De acordo com ela, há fatores de risco que favorecem o aparecimento da doença, como, por exemplo, a idade avançada, a hipertensão ocular, a miopia elevada, a raça negra e a hereditariedade. "É importante consultar anualmente um oftalmologista, independentemente de apresentar ou não qualquer sinal ou sintoma do glaucoma", alertou a especialista.
Para evitar a perda da visão causada pelo glaucoma é imprescindível realizar o diagnóstico precoce e um tratamento adequado, bem como o uso correto das medicações com adesão ao tratamento exatamente como prescrito pelo médico e consultas frequentes ao oftalmologista. "O glaucoma tem tratamento e, na maioria dos casos, pode ser controlado com medicação adequada e exames contínuos. Quanto mais precoce for o diagnóstico, maiores serão as chances de se evitar a perda da visão", assegurou Christiana Hilgert.
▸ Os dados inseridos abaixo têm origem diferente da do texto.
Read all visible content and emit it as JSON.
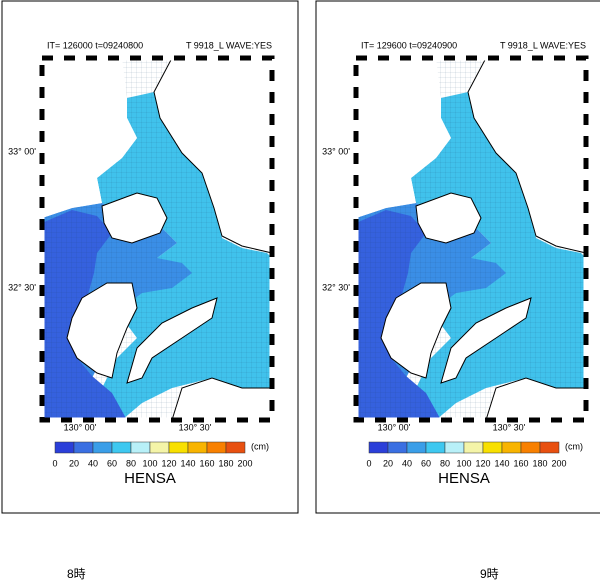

O glaucoma é caraterizado como uma lesão causada ao nervo ótico e ocorre, na grande maioria dos casos, pelo aumento da pressão ocular. O nervo ótico tem a função de levar as informações captadas pelos olhos até o cérebro. O aumento de produção do líquido intraocular, chamado de humor aquoso, causa elevação na pressão do olho. Tal pressão acaba por provocar a lesão ao nervo, formando o que se conhece por glaucoma.